しかし、裁判離婚では性格の不一致だけでは離婚の決め手にはなりません。
性格の不一致が夫婦関係を絶望的に破たんさせ、とうてい修復できるものではないと証明されて初めて離婚理由として認められる可能性が出てきます。つまり、その原因に関して責任の有無よりは夫婦関係の破綻状態に重点をおき、広く離婚請求に応じられるように、あいまいな表現となっています。
なかでも、暴力や虐待も「婚姻を継続しがたい重大な事由」に当たりますが、この場合には、婚姻を継続しがたい重大な事由に当たると認められる可能性は高いでしょう。

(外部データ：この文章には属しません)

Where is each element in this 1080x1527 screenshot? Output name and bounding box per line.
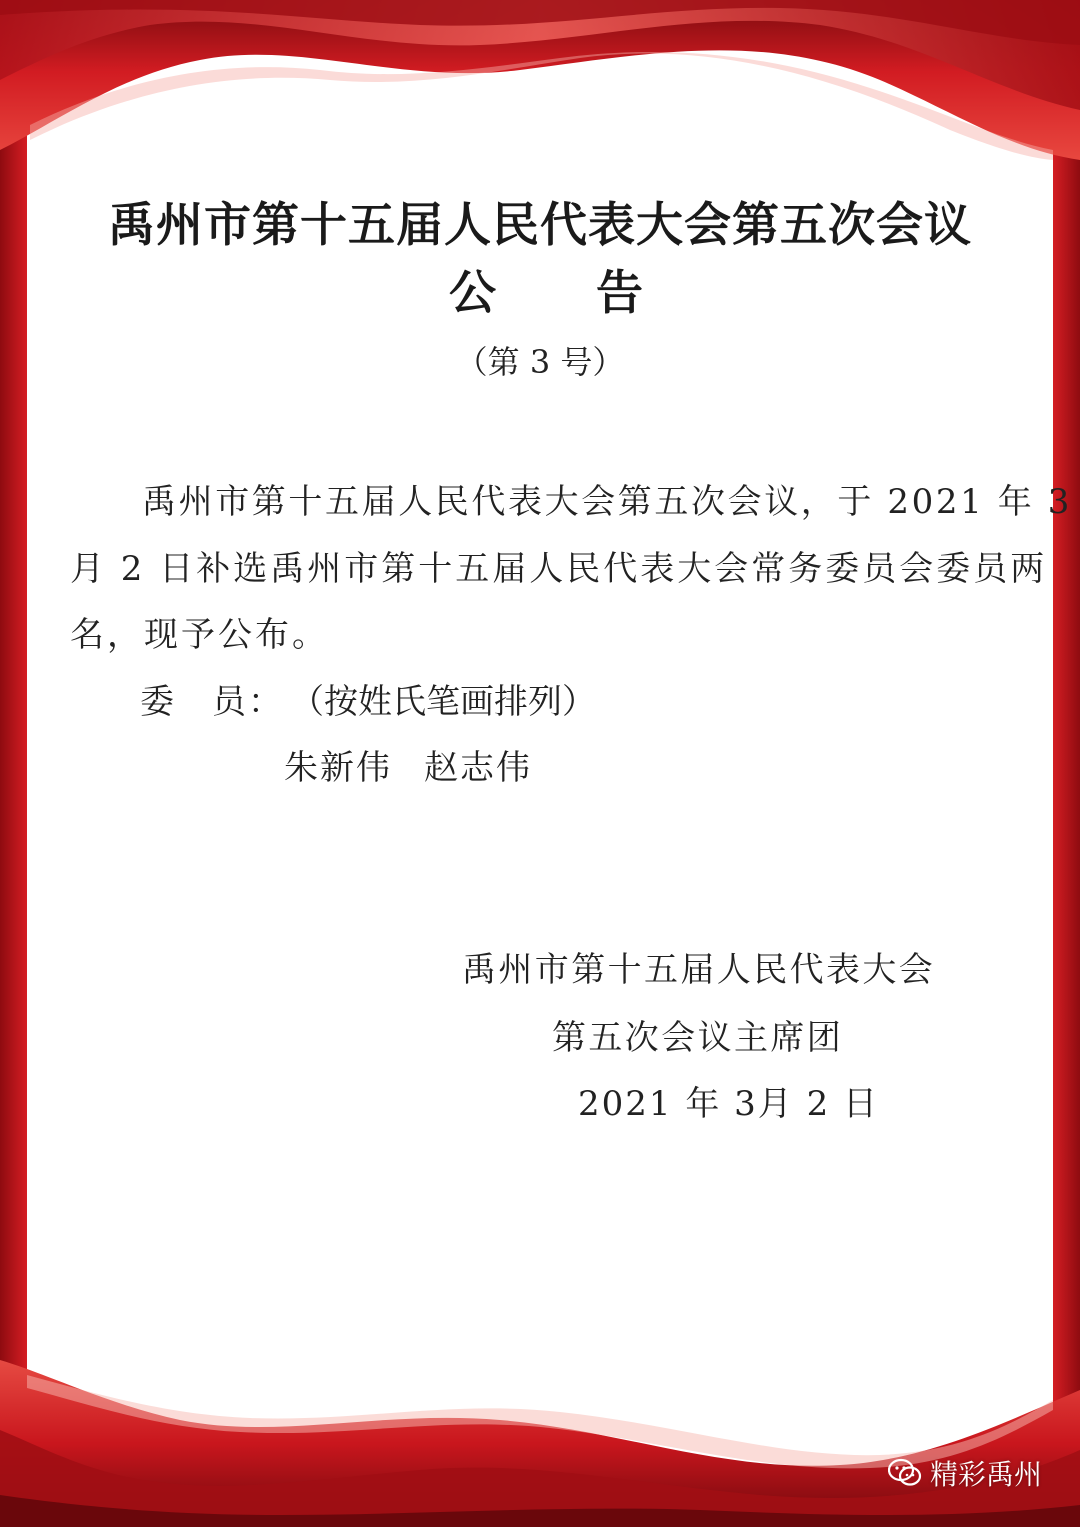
- members-note: （按姓氏笔画排列）: [290, 682, 596, 722]
- watermark-label: 精彩禹州: [929, 1458, 1042, 1491]
- wechat-icon: [888, 1458, 922, 1488]
- paragraph-line-2: 月 2 日补选禹州市第十五届人民代表大会常务委员会委员两: [70, 549, 1048, 589]
- announcement-subtitle: [0, 256, 1080, 323]
- paragraph-line-3: 名，现予公布。: [70, 615, 329, 655]
- members-label: 委 员：: [140, 682, 284, 722]
- member-name: 赵志伟: [424, 748, 532, 788]
- members-heading: [140, 674, 596, 723]
- announcement-title: 禹州市第十五届人民代表大会第五次会议: [108, 198, 972, 253]
- subtitle-char-1: 公: [449, 266, 496, 321]
- member-names: [284, 740, 532, 789]
- signature-line-1: 禹州市第十五届人民代表大会: [462, 950, 936, 990]
- account-watermark: [888, 1453, 1042, 1493]
- signature-date: 2021 年 3月 2 日: [578, 1084, 880, 1124]
- announcement-number: （第 3 号）: [455, 343, 625, 381]
- paragraph-line-1: 禹州市第十五届人民代表大会第五次会议，于 2021 年 3: [142, 482, 1072, 522]
- signature-line-2: 第五次会议主席团: [552, 1018, 844, 1058]
- member-name: 朱新伟: [284, 748, 392, 788]
- subtitle-char-2: 告: [596, 266, 643, 321]
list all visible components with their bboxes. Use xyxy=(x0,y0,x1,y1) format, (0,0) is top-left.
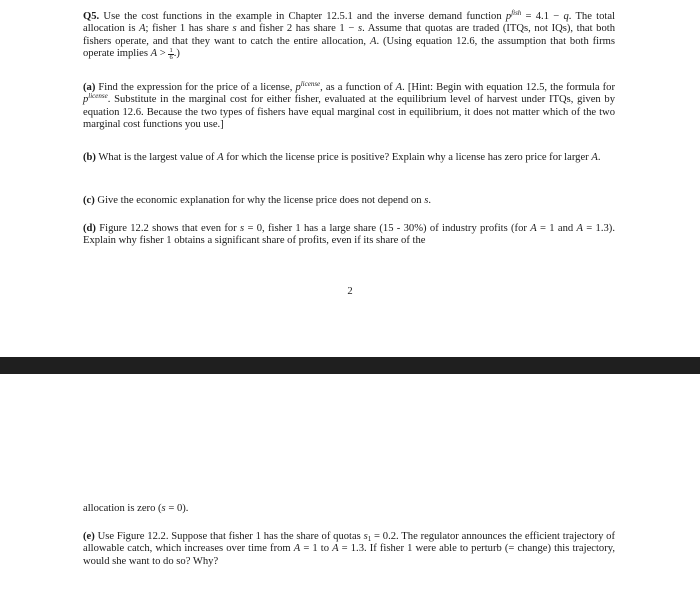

慰謝料なしだが離婚が認められた裁判例 ・婚姻期間 21年 ・請求相手 妻⇒夫 ・夫が定年退職した結婚17年目に別居を開始した ・子どもが二人いる ・夫はマイペースで生活費や、住居の購入などについてすべて自分の判断だけで事を運んできた ・夫婦で判断しようとしても耳を貸さず、対話もできなくなってきた (東京高裁 昭和57年11月25日) 上記事案では、離婚の主な理由は夫の性格が自己中心的で、妻に対する思いやりが欠けていた点にあることは明らかであるとして、妻からの離婚請求を認めました。 |
財産分与として400万円のほか借家権設定などが認められた裁判例 ・婚姻期間 10年 ・請求相手 妻⇒夫 ・夫婦でクリーニング屋をしていた ・夫婦の共有名義で土地・建物を購入した ・夫が賭け事が好きで、借金を重ね、夫名義の持ち分を640万円で売却してしまい、妻が義兄から700万円を借りてその持ち分を買い戻した。 (大阪家裁 昭和62年7月17日) 上記事案では協議離婚は成立したのですが、財産分与で折り合いがつかず審判となりました。裁判所は、夫の寄与分は10分の1にすぎず、10分の9は妻に帰属すべきであるとして、慰謝料と財産分与で、自宅の全部を妻に取得させました。 |
まとめ
以上、離婚裁判に必要な5つの離婚理由や、過去の裁判例についてご紹介しました。
協議や調停が不調に終わり、それでも離婚を望む場合には、離婚裁判に進むことになりますが、離婚原因があっても、それを裁判で証明するためには、さまざまな証拠が必要です。また、自身のケースが離婚裁判を起こすことができるかは、判断がつかないケースも多いでしょう。離婚裁判に進む場合には、弁護士とよく話し合い、裁判で有利になるようしっかり準備をしておきましょう。